Le mode de vie rural de la chienne est en accord avec l’infestation par ce parasite.
La straelensiose est une maladie rare et il n’existe pas de traitement spécifique. Dans la
littérature il est difficile de trouver de grandes séries permettant de valider une thérapeutique
optimale. Le pronostic semble donc réservé.
Traitement: La chienne a été traité une fois avec du Promeris Duo® (Fort Dodge) en raison de
sa composition en amitraz qui, selon la littérature, semble avoir un effet sur cette parasitose.

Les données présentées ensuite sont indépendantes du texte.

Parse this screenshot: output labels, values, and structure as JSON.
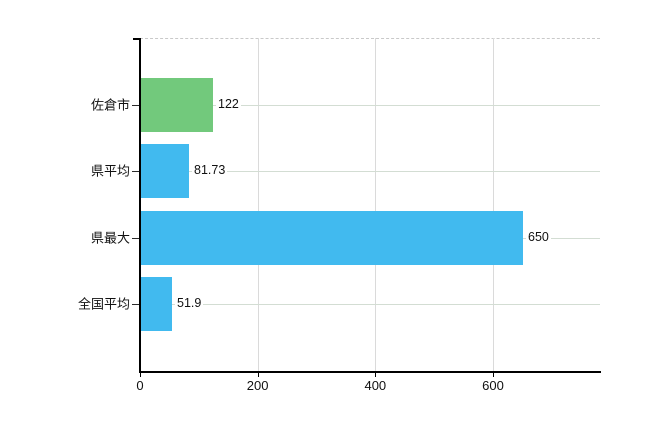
{
  "chart_data": {
    "type": "bar",
    "orientation": "horizontal",
    "title": "",
    "xlabel": "",
    "ylabel": "",
    "categories": [
      "佐倉市",
      "県平均",
      "県最大",
      "全国平均"
    ],
    "values": [
      122,
      81.73,
      650,
      51.9
    ],
    "value_labels": [
      "122",
      "81.73",
      "650",
      "51.9"
    ],
    "bar_colors": [
      "#72c97c",
      "#41baef",
      "#41baef",
      "#41baef"
    ],
    "highlighted_category": "佐倉市",
    "x_axis": {
      "min": 0,
      "max": 782,
      "ticks": [
        0,
        200,
        400,
        600
      ],
      "tick_labels": [
        "0",
        "200",
        "400",
        "600"
      ]
    },
    "grid": {
      "vertical": true,
      "horizontal": true
    },
    "legend": {
      "visible": false
    }
  },
  "colors": {
    "background": "#ffffff",
    "bar_highlight": "#72c97c",
    "bar_default": "#41baef",
    "axis": "#000000",
    "vertical_gridline": "#dadada",
    "horizontal_gridline": "#d3ddd3",
    "top_border": "#c9c9c9",
    "text": "#111111"
  }
}
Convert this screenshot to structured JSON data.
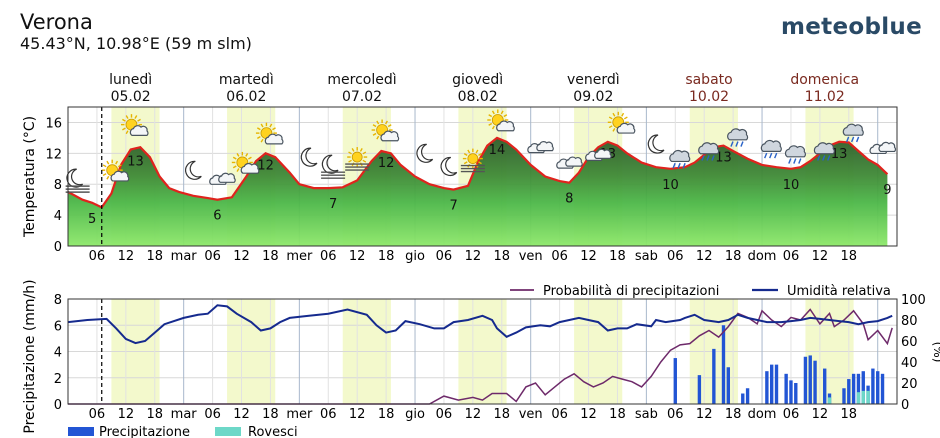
{
  "header": {
    "location": "Verona",
    "coordinates": "45.43°N, 10.98°E (59 m slm)",
    "brand": "meteoblue"
  },
  "days": [
    {
      "name": "lunedì",
      "date": "05.02",
      "weekend": false
    },
    {
      "name": "martedì",
      "date": "06.02",
      "weekend": false
    },
    {
      "name": "mercoledì",
      "date": "07.02",
      "weekend": false
    },
    {
      "name": "giovedì",
      "date": "08.02",
      "weekend": false
    },
    {
      "name": "venerdì",
      "date": "09.02",
      "weekend": false
    },
    {
      "name": "sabato",
      "date": "10.02",
      "weekend": true
    },
    {
      "name": "domenica",
      "date": "11.02",
      "weekend": true
    }
  ],
  "weekend_color": "#7a2a20",
  "time_labels": [
    "06",
    "12",
    "18",
    "mar",
    "06",
    "12",
    "18",
    "mer",
    "06",
    "12",
    "18",
    "gio",
    "06",
    "12",
    "18",
    "ven",
    "06",
    "12",
    "18",
    "sab",
    "06",
    "12",
    "18",
    "dom",
    "06",
    "12",
    "18"
  ],
  "now_hour": 7,
  "weather_icons": [
    {
      "hour": 2,
      "temp": 8.4,
      "kind": "moon-fog"
    },
    {
      "hour": 10,
      "temp": 9.3,
      "kind": "sun-cloud"
    },
    {
      "hour": 14,
      "temp": 15.2,
      "kind": "sun-cloud"
    },
    {
      "hour": 26,
      "temp": 9.8,
      "kind": "moon"
    },
    {
      "hour": 32,
      "temp": 8.7,
      "kind": "cloud"
    },
    {
      "hour": 37,
      "temp": 10.3,
      "kind": "sun-cloud"
    },
    {
      "hour": 42,
      "temp": 14.1,
      "kind": "sun-cloud"
    },
    {
      "hour": 50,
      "temp": 11.5,
      "kind": "moon"
    },
    {
      "hour": 55,
      "temp": 10.2,
      "kind": "moon-fog"
    },
    {
      "hour": 60,
      "temp": 11.0,
      "kind": "sun-fog"
    },
    {
      "hour": 66,
      "temp": 14.5,
      "kind": "sun-cloud"
    },
    {
      "hour": 74,
      "temp": 12.0,
      "kind": "moon"
    },
    {
      "hour": 79,
      "temp": 10.3,
      "kind": "moon"
    },
    {
      "hour": 84,
      "temp": 10.8,
      "kind": "sun-fog"
    },
    {
      "hour": 90,
      "temp": 15.8,
      "kind": "sun-cloud"
    },
    {
      "hour": 98,
      "temp": 12.8,
      "kind": "cloud"
    },
    {
      "hour": 104,
      "temp": 10.8,
      "kind": "cloud"
    },
    {
      "hour": 110,
      "temp": 11.8,
      "kind": "cloud"
    },
    {
      "hour": 115,
      "temp": 15.5,
      "kind": "sun-cloud"
    },
    {
      "hour": 122,
      "temp": 13.2,
      "kind": "moon"
    },
    {
      "hour": 127,
      "temp": 11.5,
      "kind": "rain"
    },
    {
      "hour": 133,
      "temp": 12.5,
      "kind": "rain"
    },
    {
      "hour": 139,
      "temp": 14.3,
      "kind": "rain"
    },
    {
      "hour": 146,
      "temp": 12.8,
      "kind": "rain"
    },
    {
      "hour": 151,
      "temp": 12.1,
      "kind": "rain"
    },
    {
      "hour": 157,
      "temp": 12.5,
      "kind": "rain"
    },
    {
      "hour": 163,
      "temp": 14.9,
      "kind": "rain"
    },
    {
      "hour": 169,
      "temp": 12.7,
      "kind": "cloud"
    }
  ],
  "chart_data": [
    {
      "type": "area",
      "ylabel": "Temperatura (°C)",
      "ylim": [
        0,
        18
      ],
      "yticks": [
        0,
        4,
        8,
        12,
        16
      ],
      "x_unit": "hours from 05.02 00:00",
      "temperature": [
        [
          0,
          7
        ],
        [
          3,
          6
        ],
        [
          5,
          5.6
        ],
        [
          7,
          5
        ],
        [
          9,
          6.8
        ],
        [
          11,
          10.5
        ],
        [
          13,
          12.5
        ],
        [
          15,
          12.8
        ],
        [
          17,
          11.5
        ],
        [
          19,
          9
        ],
        [
          21,
          7.5
        ],
        [
          23,
          7
        ],
        [
          26,
          6.5
        ],
        [
          29,
          6.2
        ],
        [
          31,
          6
        ],
        [
          34,
          6.3
        ],
        [
          37,
          9
        ],
        [
          39,
          11
        ],
        [
          41,
          12
        ],
        [
          43,
          11.5
        ],
        [
          46,
          9.5
        ],
        [
          48,
          8
        ],
        [
          51,
          7.5
        ],
        [
          54,
          7.5
        ],
        [
          57,
          7.6
        ],
        [
          60,
          8.5
        ],
        [
          63,
          11
        ],
        [
          65,
          12.3
        ],
        [
          67,
          12
        ],
        [
          69,
          10.5
        ],
        [
          72,
          9
        ],
        [
          75,
          8
        ],
        [
          78,
          7.5
        ],
        [
          80,
          7.3
        ],
        [
          83,
          7.8
        ],
        [
          85,
          10.8
        ],
        [
          87,
          13
        ],
        [
          89,
          14
        ],
        [
          91,
          13.5
        ],
        [
          93,
          12.5
        ],
        [
          96,
          10.5
        ],
        [
          99,
          9
        ],
        [
          102,
          8.4
        ],
        [
          104,
          8.2
        ],
        [
          106,
          9.5
        ],
        [
          108,
          11.5
        ],
        [
          110,
          12.8
        ],
        [
          112,
          13.5
        ],
        [
          114,
          13
        ],
        [
          116,
          12
        ],
        [
          119,
          10.8
        ],
        [
          122,
          10.2
        ],
        [
          125,
          10
        ],
        [
          128,
          10.2
        ],
        [
          130,
          10.8
        ],
        [
          132,
          11.8
        ],
        [
          134,
          12.8
        ],
        [
          136,
          13
        ],
        [
          138,
          12.3
        ],
        [
          141,
          11.3
        ],
        [
          144,
          10.5
        ],
        [
          147,
          10.2
        ],
        [
          150,
          10
        ],
        [
          152,
          10.2
        ],
        [
          154,
          11
        ],
        [
          156,
          12
        ],
        [
          158,
          13
        ],
        [
          160,
          13.5
        ],
        [
          162,
          13.4
        ],
        [
          164,
          12.3
        ],
        [
          166,
          11.2
        ],
        [
          168,
          10.5
        ],
        [
          170,
          9.3
        ]
      ],
      "labels": [
        {
          "hour": 5,
          "value": "5",
          "pos": "below"
        },
        {
          "hour": 14,
          "value": "13",
          "pos": "above"
        },
        {
          "hour": 31,
          "value": "6",
          "pos": "below"
        },
        {
          "hour": 41,
          "value": "12",
          "pos": "above"
        },
        {
          "hour": 55,
          "value": "7",
          "pos": "below"
        },
        {
          "hour": 66,
          "value": "12",
          "pos": "above"
        },
        {
          "hour": 80,
          "value": "7",
          "pos": "below"
        },
        {
          "hour": 89,
          "value": "14",
          "pos": "above"
        },
        {
          "hour": 104,
          "value": "8",
          "pos": "below"
        },
        {
          "hour": 112,
          "value": "13",
          "pos": "above"
        },
        {
          "hour": 125,
          "value": "10",
          "pos": "below"
        },
        {
          "hour": 136,
          "value": "13",
          "pos": "above"
        },
        {
          "hour": 150,
          "value": "10",
          "pos": "below"
        },
        {
          "hour": 160,
          "value": "13",
          "pos": "above"
        },
        {
          "hour": 170,
          "value": "9",
          "pos": "below"
        }
      ]
    },
    {
      "type": "bar",
      "ylabel": "Precipitazione (mm/h)",
      "ylim": [
        0,
        8
      ],
      "yticks": [
        0,
        2,
        4,
        6,
        8
      ],
      "ylim_right": [
        0,
        100
      ],
      "yticks_right": [
        0,
        20,
        40,
        60,
        80,
        100
      ],
      "legend": {
        "probability": "Probabilità di precipitazioni",
        "humidity": "Umidità relativa",
        "precipitation": "Precipitazione",
        "showers": "Rovesci"
      },
      "precipitation": [
        [
          126,
          3.5
        ],
        [
          131,
          2.2
        ],
        [
          134,
          4.2
        ],
        [
          136,
          6
        ],
        [
          137,
          2.8
        ],
        [
          140,
          0.8
        ],
        [
          141,
          1.2
        ],
        [
          145,
          2.5
        ],
        [
          146,
          3.0
        ],
        [
          147,
          3.0
        ],
        [
          149,
          2.3
        ],
        [
          150,
          1.8
        ],
        [
          151,
          1.6
        ],
        [
          153,
          3.6
        ],
        [
          154,
          3.7
        ],
        [
          155,
          3.3
        ],
        [
          157,
          2.7
        ],
        [
          158,
          0.8
        ],
        [
          161,
          1.2
        ],
        [
          162,
          1.9
        ],
        [
          163,
          2.3
        ],
        [
          164,
          2.3
        ],
        [
          165,
          2.5
        ],
        [
          166,
          1.4
        ],
        [
          167,
          2.7
        ],
        [
          168,
          2.5
        ],
        [
          169,
          2.3
        ]
      ],
      "showers": [
        [
          158,
          0.5
        ],
        [
          164,
          0.9
        ],
        [
          165,
          1.0
        ],
        [
          166,
          1.0
        ]
      ],
      "probability": [
        [
          0,
          0
        ],
        [
          75,
          0
        ],
        [
          78,
          0.6
        ],
        [
          81,
          0.3
        ],
        [
          84,
          0.5
        ],
        [
          86,
          0.3
        ],
        [
          88,
          0.8
        ],
        [
          91,
          0.8
        ],
        [
          93,
          0.2
        ],
        [
          95,
          1.3
        ],
        [
          97,
          1.6
        ],
        [
          99,
          0.7
        ],
        [
          101,
          1.3
        ],
        [
          103,
          1.9
        ],
        [
          105,
          2.3
        ],
        [
          107,
          1.7
        ],
        [
          109,
          1.3
        ],
        [
          111,
          1.6
        ],
        [
          113,
          2.1
        ],
        [
          115,
          1.9
        ],
        [
          117,
          1.7
        ],
        [
          119,
          1.3
        ],
        [
          121,
          2.1
        ],
        [
          123,
          3.2
        ],
        [
          125,
          4.1
        ],
        [
          127,
          4.5
        ],
        [
          129,
          4.6
        ],
        [
          131,
          5.2
        ],
        [
          133,
          5.6
        ],
        [
          135,
          5.1
        ],
        [
          137,
          5.9
        ],
        [
          139,
          6.9
        ],
        [
          141,
          6.6
        ],
        [
          143,
          6.1
        ],
        [
          144,
          7.1
        ],
        [
          146,
          6.4
        ],
        [
          148,
          5.9
        ],
        [
          150,
          6.6
        ],
        [
          152,
          6.4
        ],
        [
          154,
          7.2
        ],
        [
          156,
          6.1
        ],
        [
          158,
          6.9
        ],
        [
          159,
          5.9
        ],
        [
          161,
          6.4
        ],
        [
          163,
          7.1
        ],
        [
          165,
          6.1
        ],
        [
          166,
          4.9
        ],
        [
          168,
          5.6
        ],
        [
          170,
          4.6
        ],
        [
          171,
          5.8
        ]
      ],
      "humidity": [
        [
          0,
          78
        ],
        [
          4,
          80
        ],
        [
          8,
          81
        ],
        [
          10,
          72
        ],
        [
          12,
          62
        ],
        [
          14,
          58
        ],
        [
          16,
          60
        ],
        [
          18,
          68
        ],
        [
          20,
          76
        ],
        [
          24,
          82
        ],
        [
          27,
          85
        ],
        [
          29,
          86
        ],
        [
          31,
          94
        ],
        [
          33,
          93
        ],
        [
          35,
          86
        ],
        [
          38,
          78
        ],
        [
          40,
          70
        ],
        [
          42,
          72
        ],
        [
          44,
          78
        ],
        [
          46,
          82
        ],
        [
          50,
          84
        ],
        [
          54,
          86
        ],
        [
          58,
          90
        ],
        [
          62,
          85
        ],
        [
          64,
          75
        ],
        [
          66,
          68
        ],
        [
          68,
          70
        ],
        [
          70,
          79
        ],
        [
          73,
          76
        ],
        [
          76,
          72
        ],
        [
          78,
          72
        ],
        [
          80,
          78
        ],
        [
          83,
          80
        ],
        [
          86,
          84
        ],
        [
          88,
          80
        ],
        [
          89,
          72
        ],
        [
          91,
          64
        ],
        [
          93,
          68
        ],
        [
          95,
          73
        ],
        [
          98,
          75
        ],
        [
          100,
          74
        ],
        [
          102,
          78
        ],
        [
          104,
          80
        ],
        [
          106,
          82
        ],
        [
          108,
          80
        ],
        [
          110,
          78
        ],
        [
          112,
          70
        ],
        [
          114,
          72
        ],
        [
          116,
          72
        ],
        [
          118,
          76
        ],
        [
          121,
          74
        ],
        [
          122,
          80
        ],
        [
          124,
          78
        ],
        [
          127,
          80
        ],
        [
          128,
          82
        ],
        [
          130,
          85
        ],
        [
          132,
          80
        ],
        [
          135,
          78
        ],
        [
          137,
          80
        ],
        [
          139,
          85
        ],
        [
          141,
          82
        ],
        [
          143,
          80
        ],
        [
          145,
          78
        ],
        [
          148,
          78
        ],
        [
          150,
          79
        ],
        [
          152,
          80
        ],
        [
          154,
          82
        ],
        [
          156,
          81
        ],
        [
          158,
          80
        ],
        [
          160,
          79
        ],
        [
          162,
          78
        ],
        [
          164,
          76
        ],
        [
          166,
          78
        ],
        [
          168,
          79
        ],
        [
          170,
          82
        ],
        [
          171,
          84
        ]
      ]
    }
  ]
}
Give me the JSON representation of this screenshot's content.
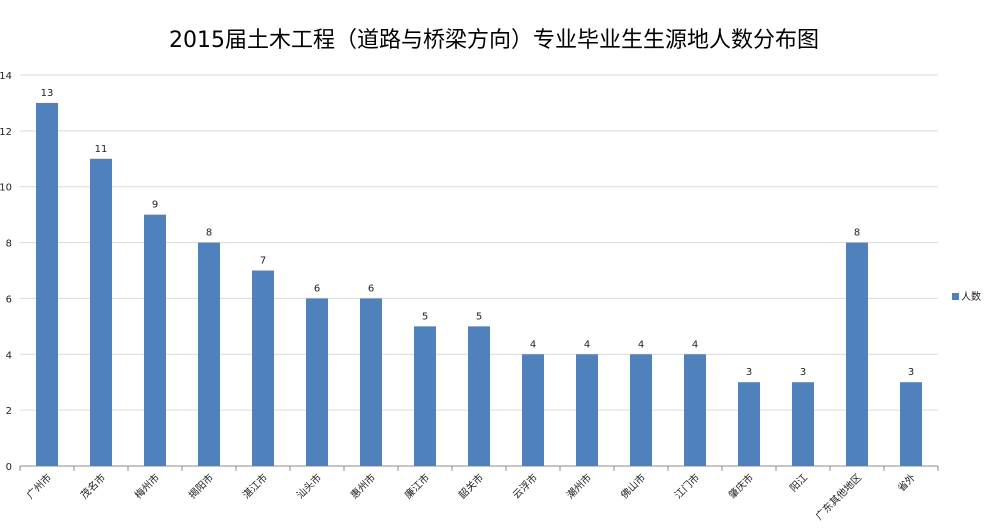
{
  "chart_data": {
    "type": "bar",
    "title": "2015届土木工程（道路与桥梁方向）专业毕业生生源地人数分布图",
    "xlabel": "",
    "ylabel": "",
    "categories": [
      "广州市",
      "茂名市",
      "梅州市",
      "揭阳市",
      "湛江市",
      "汕头市",
      "惠州市",
      "廉江市",
      "韶关市",
      "云浮市",
      "潮州市",
      "佛山市",
      "江门市",
      "肇庆市",
      "阳江",
      "广东其他地区",
      "省外"
    ],
    "series": [
      {
        "name": "人数",
        "values": [
          13,
          11,
          9,
          8,
          7,
          6,
          6,
          5,
          5,
          4,
          4,
          4,
          4,
          3,
          3,
          8,
          3
        ]
      }
    ],
    "ylim": [
      0,
      14
    ],
    "yticks": [
      "0",
      "2",
      "4",
      "6",
      "8",
      "10",
      "12",
      "14"
    ],
    "grid": true,
    "legend_position": "right",
    "bar_color": "#4F81BD",
    "grid_color": "#D9D9D9"
  }
}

Nous avons conseillé aux propriétaires d’éviter les sorties dans les champs et les forêts afin
que la chienne ne se réinfeste pas.
Réévaluation et issue finale: Le traitement a été bien supporté par la chienne. Les lésions ont
peu à peu régressées pendant les deux mois après l’application du spot-on.
Les propriétaires n’ont pourtant pas pu empêcher Curly de sortir du jardin.
En novembre 2009, trois mois après le traitement, la chienne n’a plus aucune lésion cutanée.
Des cicatrices persistent au niveau des pavillons auriculaires.
Figure 4 :(a) Vue générale du chien 3 mois après le traitement : plus de papules ni de nodules.
(b) Lésions cicatricielles sur les pavillons auriculaires.
Prophylaxie : L’animal continue de recevoir du Proméris Duo® une fois par mois, pour
éventuellement prévenir une réinfestation, mais aussi comme traitement contre les puces et les
tiques.
Discussion: La straelensiose canine est une dermatose parasitaire de découverte récente (les
premiers cas ont été observés en France en 1991) due à l’enkystement de larves d’acarien
appartenant à l’espèce S. cynotis (famille des Leeuwenhoekiides).
Cette parasitose montre une distribution géographique particulière. La plupart des cas
rapportés dans la littérature proviennent du sud de la France, et du nord de l’Espagne et du
Portugal. Les chiens atteints sont des chiens de chasse ou des chiens vivant en milieu rural.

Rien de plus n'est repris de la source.